44 Q. Ann St <1>
Tuesday
Dear Sir
The Editors of the 2 London principal scientific newspapers, “the Athenæum” & “the Literary Gazette” have both taken up with zeal (much more than I could have expected) the subject of my discovery of Photogenic Drawing. <2> The Editor of the Athenæum has applied to me this morning for leave to publish in full, the paper which will be read on Thursday at the Rl Society <3> because, he observes, no time ought to be lost, the Parisian invention <4> having got the start of 3 weeks – I replied to him that a resolution of the Council would be necessary to that effect, & there is no council before Thursday week, but that I would enquire of the members beforehand if they would consent to this temporary suspension of the rules, without prejudice to the paper being afterwards printed in the Transactions. <5> In case I receive the assent of the majority of the council, it will then be only necessary to wait for a formal vote.

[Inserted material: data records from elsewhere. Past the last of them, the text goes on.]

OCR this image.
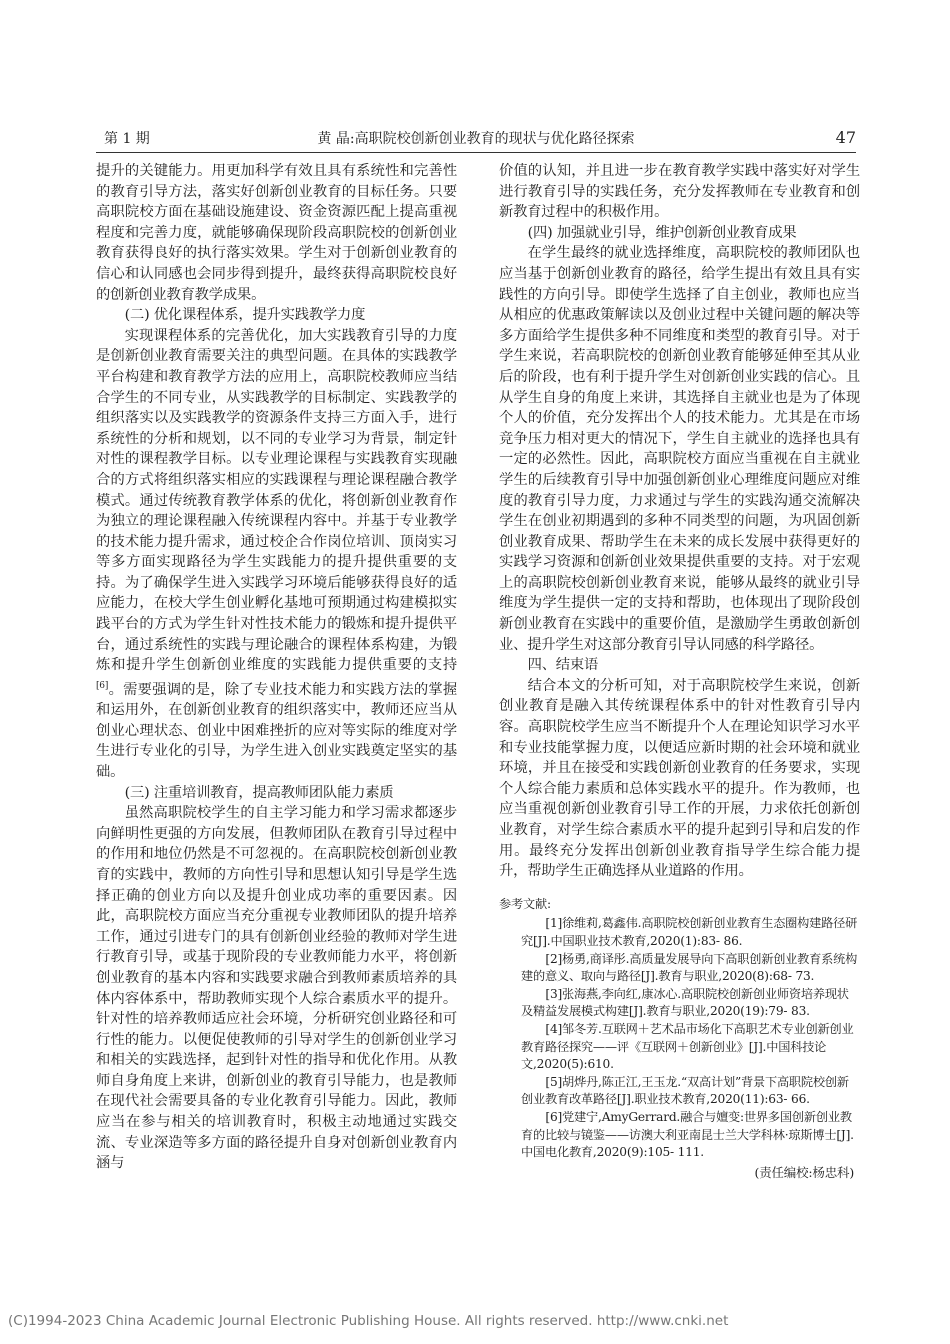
第 1 期	黄 晶:高职院校创新创业教育的现状与优化路径探索	47

提升的关键能力。用更加科学有效且具有系统性和完善性的教育引导方法，落实好创新创业教育的目标任务。只要高职院校方面在基础设施建设、资金资源匹配上提高重视程度和完善力度，就能够确保现阶段高职院校的创新创业教育获得良好的执行落实效果。学生对于创新创业教育的信心和认同感也会同步得到提升，最终获得高职院校良好的创新创业教育教学成果。

(二) 优化课程体系，提升实践教学力度

实现课程体系的完善优化，加大实践教育引导的力度是创新创业教育需要关注的典型问题。在具体的实践教学平台构建和教育教学方法的应用上，高职院校教师应当结合学生的不同专业，从实践教学的目标制定、实践教学的组织落实以及实践教学的资源条件支持三方面入手，进行系统性的分析和规划，以不同的专业学习为背景，制定针对性的课程教学目标。以专业理论课程与实践教育实现融合的方式将组织落实相应的实践课程与理论课程融合教学模式。通过传统教育教学体系的优化，将创新创业教育作为独立的理论课程融入传统课程内容中。并基于专业教学的技术能力提升需求，通过校企合作岗位培训、顶岗实习等多方面实现路径为学生实践能力的提升提供重要的支持。为了确保学生进入实践学习环境后能够获得良好的适应能力，在校大学生创业孵化基地可预期通过构建模拟实践平台的方式为学生针对性技术能力的锻炼和提升提供平台，通过系统性的实践与理论融合的课程体系构建，为锻炼和提升学生创新创业维度的实践能力提供重要的支持[6]。需要强调的是，除了专业技术能力和实践方法的掌握和运用外，在创新创业教育的组织落实中，教师还应当从创业心理状态、创业中困难挫折的应对等实际的维度对学生进行专业化的引导，为学生进入创业实践奠定坚实的基础。

(三) 注重培训教育，提高教师团队能力素质

虽然高职院校学生的自主学习能力和学习需求都逐步向鲜明性更强的方向发展，但教师团队在教育引导过程中的作用和地位仍然是不可忽视的。在高职院校创新创业教育的实践中，教师的方向性引导和思想认知引导是学生选择正确的创业方向以及提升创业成功率的重要因素。因此，高职院校方面应当充分重视专业教师团队的提升培养工作，通过引进专门的具有创新创业经验的教师对学生进行教育引导，或基于现阶段的专业教师能力水平，将创新创业教育的基本内容和实践要求融合到教师素质培养的具体内容体系中，帮助教师实现个人综合素质水平的提升。针对性的培养教师适应社会环境，分析研究创业路径和可行性的能力。以便促使教师的引导对学生的创新创业学习和相关的实践选择，起到针对性的指导和优化作用。从教师自身角度上来讲，创新创业的教育引导能力，也是教师在现代社会需要具备的专业化教育引导能力。因此，教师应当在参与相关的培训教育时，积极主动地通过实践交流、专业深造等多方面的路径提升自身对创新创业教育内涵与

价值的认知，并且进一步在教育教学实践中落实好对学生进行教育引导的实践任务，充分发挥教师在专业教育和创新教育过程中的积极作用。

(四) 加强就业引导，维护创新创业教育成果

在学生最终的就业选择维度，高职院校的教师团队也应当基于创新创业教育的路径，给学生提出有效且具有实践性的方向引导。即使学生选择了自主创业，教师也应当从相应的优惠政策解读以及创业过程中关键问题的解决等多方面给学生提供多种不同维度和类型的教育引导。对于学生来说，若高职院校的创新创业教育能够延伸至其从业后的阶段，也有利于提升学生对创新创业实践的信心。且从学生自身的角度上来讲，其选择自主就业也是为了体现个人的价值，充分发挥出个人的技术能力。尤其是在市场竞争压力相对更大的情况下，学生自主就业的选择也具有一定的必然性。因此，高职院校方面应当重视在自主就业学生的后续教育引导中加强创新创业心理维度问题应对维度的教育引导力度，力求通过与学生的实践沟通交流解决学生在创业初期遇到的多种不同类型的问题，为巩固创新创业教育成果、帮助学生在未来的成长发展中获得更好的实践学习资源和创新创业效果提供重要的支持。对于宏观上的高职院校创新创业教育来说，能够从最终的就业引导维度为学生提供一定的支持和帮助，也体现出了现阶段创新创业教育在实践中的重要价值，是激励学生勇敢创新创业、提升学生对这部分教育引导认同感的科学路径。

四、结束语

结合本文的分析可知，对于高职院校学生来说，创新创业教育是融入其传统课程体系中的针对性教育引导内容。高职院校学生应当不断提升个人在理论知识学习水平和专业技能掌握力度，以便适应新时期的社会环境和就业环境，并且在接受和实践创新创业教育的任务要求，实现个人综合能力素质和总体实践水平的提升。作为教师，也应当重视创新创业教育引导工作的开展，力求依托创新创业教育，对学生综合素质水平的提升起到引导和启发的作用。最终充分发挥出创新创业教育指导学生综合能力提升，帮助学生正确选择从业道路的作用。

参考文献:

[1]徐维莉,葛鑫伟.高职院校创新创业教育生态圈构建路径研究[J].中国职业技术教育,2020(1):83- 86.

[2]杨勇,商译彤.高质量发展导向下高职创新创业教育系统构建的意义、取向与路径[J].教育与职业,2020(8):68- 73.

[3]张海燕,李向红,康冰心.高职院校创新创业师资培养现状及精益发展模式构建[J].教育与职业,2020(19):79- 83.

[4]邹冬芳.互联网＋艺术品市场化下高职艺术专业创新创业教育路径探究——评《互联网＋创新创业》[J].中国科技论文,2020(5):610.

[5]胡烨丹,陈正江,王玉龙.“双高计划”背景下高职院校创新创业教育改革路径[J].职业技术教育,2020(11):63- 66.

[6]党建宁,AmyGerrard.融合与嬗变:世界多国创新创业教育的比较与镜鉴——访澳大利亚南昆士兰大学科林·琼斯博士[J].中国电化教育,2020(9):105- 111.

(责任编校:杨忠科)
(C)1994-2023 China Academic Journal Electronic Publishing House. All rights reserved. http://www.cnki.net
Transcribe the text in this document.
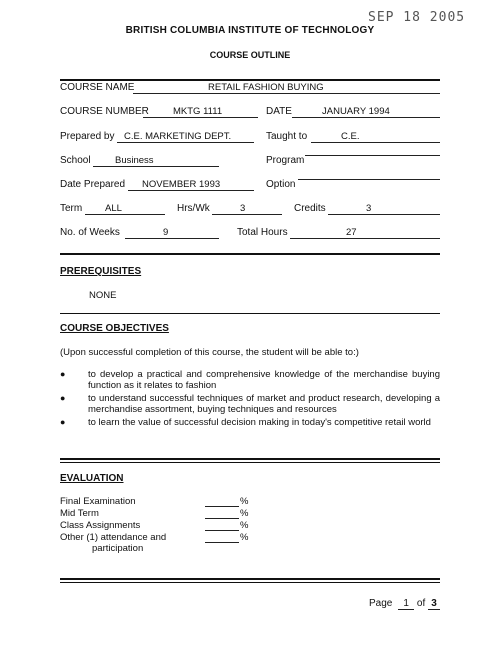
SEP 18 2005
BRITISH COLUMBIA INSTITUTE OF TECHNOLOGY
COURSE OUTLINE
COURSE NAME	RETAIL FASHION BUYING
COURSE NUMBER	MKTG 1111	DATE	JANUARY 1994
Prepared by	C.E. MARKETING DEPT.	Taught to	C.E.
School	Business	Program
Date Prepared	NOVEMBER 1993	Option
Term	ALL	Hrs/Wk	3	Credits	3
No. of Weeks	9	Total Hours	27
PREREQUISITES
NONE
COURSE OBJECTIVES
(Upon successful completion of this course, the student will be able to:)
● to develop a practical and comprehensive knowledge of the merchandise buying function as it relates to fashion
● to understand successful techniques of market and product research, developing a merchandise assortment, buying techniques and resources
● to learn the value of successful decision making in today's competitive retail world
EVALUATION
Final Examination	%
Mid Term	%
Class Assignments	%
Other (1) attendance and	%
participation
Page 1 of 3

I hope you for one will accede to this, under the peculiar circumstances
Believe me Dear Sir Yours vy truly
H. F. Talbot
Sir J. Herschel Bart
&c &c &c
Slough
Notes:
1. 44 Queen Ann Street: London home of the Mundy family and a frequent base for WHFT.
2. An account was published in both journals, more fully in the Athenaeum, as WHFT, ‘Some Account of the Art of Photogenic Drawing, or the Process by which Natural Objects may be made to Delineate Themselves without the Aid of the Artist’s pencil’, Athenaeum, no. 589, 9 February 1839, pp. 114–117, and in the form of a letter to William Jerdan at the Literary Gazette, Doc. No: 03782.
3. WHFT, ‘Some Account of the Art of Photogenic Drawing, or the Process by which Natural Objects may be made to Delineate Themselves without the Aid of the Artist’s pencil’, read before the Royal Society 31 January 1839, a report of which was published in Proceedings of the Royal Society of London, v. 4 no. 36, pp. 120–121.
4. That is, the daguerreotype.
5. The Philosophical Transactions of the Royal Society of London.